In a study that determined the antiviral drugs' effectiveness in HbsAg+ Rtx recipients, it was shown that HBV DNA clearance was increased, ALT levels came down to normal, and progression of liver disease was slowed down with antiviral treatment.17 In another study, effectiveness of prophylactic and preemptive antiviral treatments was compared. No liver disease–associated mortality was developed in the antiviral treatment–positive group. Patient and graft survival rates of the groups were similar, but reactivation rate was shown to be higher in the prophylactic antiviral treatment group.34 In another study, risk of hepatocellular carcinoma or liver complications and acute rejection rate were found to be reduced with lamivudine treatment, whereas graft and patient survival rates increased.18 In our study, except for the 4 patients who developed acute viral hepatitis and finally achieved remission, no liver complication developed.

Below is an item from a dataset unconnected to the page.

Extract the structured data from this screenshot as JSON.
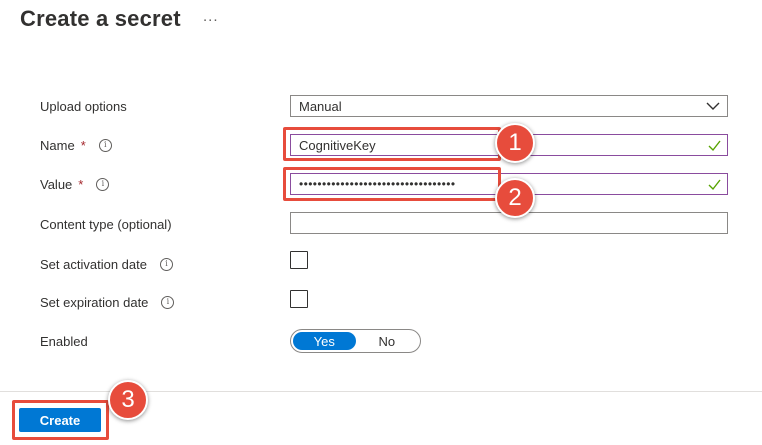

We thought that this was closely associated with the use of antiviral drugs in all patients. In accordance with previous studies, our study revealed that Rtx can be performed safely in the HbsAg+ chronic kidney disease patients, with administration of antiviral treatment.

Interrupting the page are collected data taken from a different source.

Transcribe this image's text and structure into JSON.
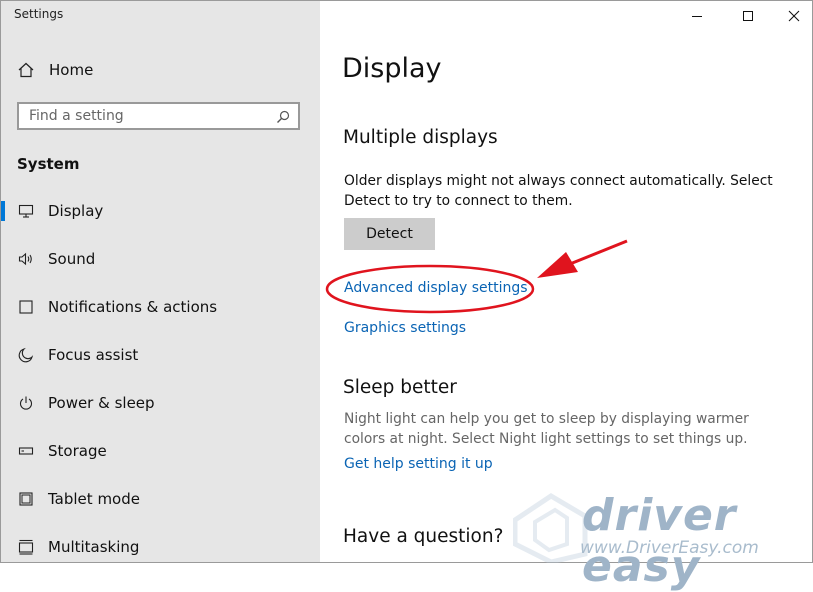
{
  "app": {
    "title": "Settings"
  },
  "sidebar": {
    "home_label": "Home",
    "search_placeholder": "Find a setting",
    "section": "System",
    "items": [
      {
        "label": "Display",
        "icon": "monitor-icon",
        "active": true
      },
      {
        "label": "Sound",
        "icon": "speaker-icon"
      },
      {
        "label": "Notifications & actions",
        "icon": "notification-icon"
      },
      {
        "label": "Focus assist",
        "icon": "moon-icon"
      },
      {
        "label": "Power & sleep",
        "icon": "power-icon"
      },
      {
        "label": "Storage",
        "icon": "storage-icon"
      },
      {
        "label": "Tablet mode",
        "icon": "tablet-icon"
      },
      {
        "label": "Multitasking",
        "icon": "multitasking-icon"
      }
    ]
  },
  "content": {
    "page_title": "Display",
    "multiple_displays": {
      "heading": "Multiple displays",
      "description": "Older displays might not always connect automatically. Select Detect to try to connect to them.",
      "detect_label": "Detect",
      "advanced_link": "Advanced display settings",
      "graphics_link": "Graphics settings"
    },
    "sleep_better": {
      "heading": "Sleep better",
      "description": "Night light can help you get to sleep by displaying warmer colors at night. Select Night light settings to set things up.",
      "help_link": "Get help setting it up"
    },
    "question": {
      "heading": "Have a question?"
    }
  },
  "watermark": {
    "brand": "driver easy",
    "url": "www.DriverEasy.com"
  },
  "colors": {
    "accent": "#0078d7",
    "link": "#0a64b4",
    "annotation": "#e0141e",
    "sidebar_bg": "#e6e6e6"
  }
}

There are many studies with different results that determine the effects of HbsAg positivity on patient survival rate in Rtx recipients.11 Some studies revealed that 5-year patient survival rate was worse in HbsAg+ patients, whereas another study revealed that HbsAg positivity had no impact on patient survival rate.12–16 However, a study has revealed that 5-year patient and graft survival rates were similar between HbsAg+ and HbsAg− patients.1 Ahn et al16 revealed that 27 HbsAg+ recipients' (who were treated with lamivudine) graft and patient survival rates were similar to those of the HbsAg− patients. HbsAg positivity was shown to be an independent risk factor on 10-year patient survival rate,17 and lamivudine treatment was shown to improve survival rate.19,35 In our study, we found that there was no significant difference between the groups in terms of patient and graft survival rates. We thought that it was a result of administration of antiviral treatment.
Although there are not many studies on acute rejection rate in HbsAg+ Rtx recipients, lamivudine treatment was shown to decrease the rejection rate.4 In our study, acute rejection of the groups were similar.
In our study, comparisons in terms of graft functions revealed that GFR at the last follow-up was higher in the HbsAg+ group, whereas postoperative first-, third-, sixth-, and twelfth-month GFR, and third-year GFR were similar between the groups.
In conclusion, graft and patient survival rates of HbsAg+ recipients and HbsAg− recipients are similar, but the acute hepatitis rate is higher in HbsAg+ recipients. Additionally, antiviral treatment plays an important role in preventing liver-associated complications after Rtx.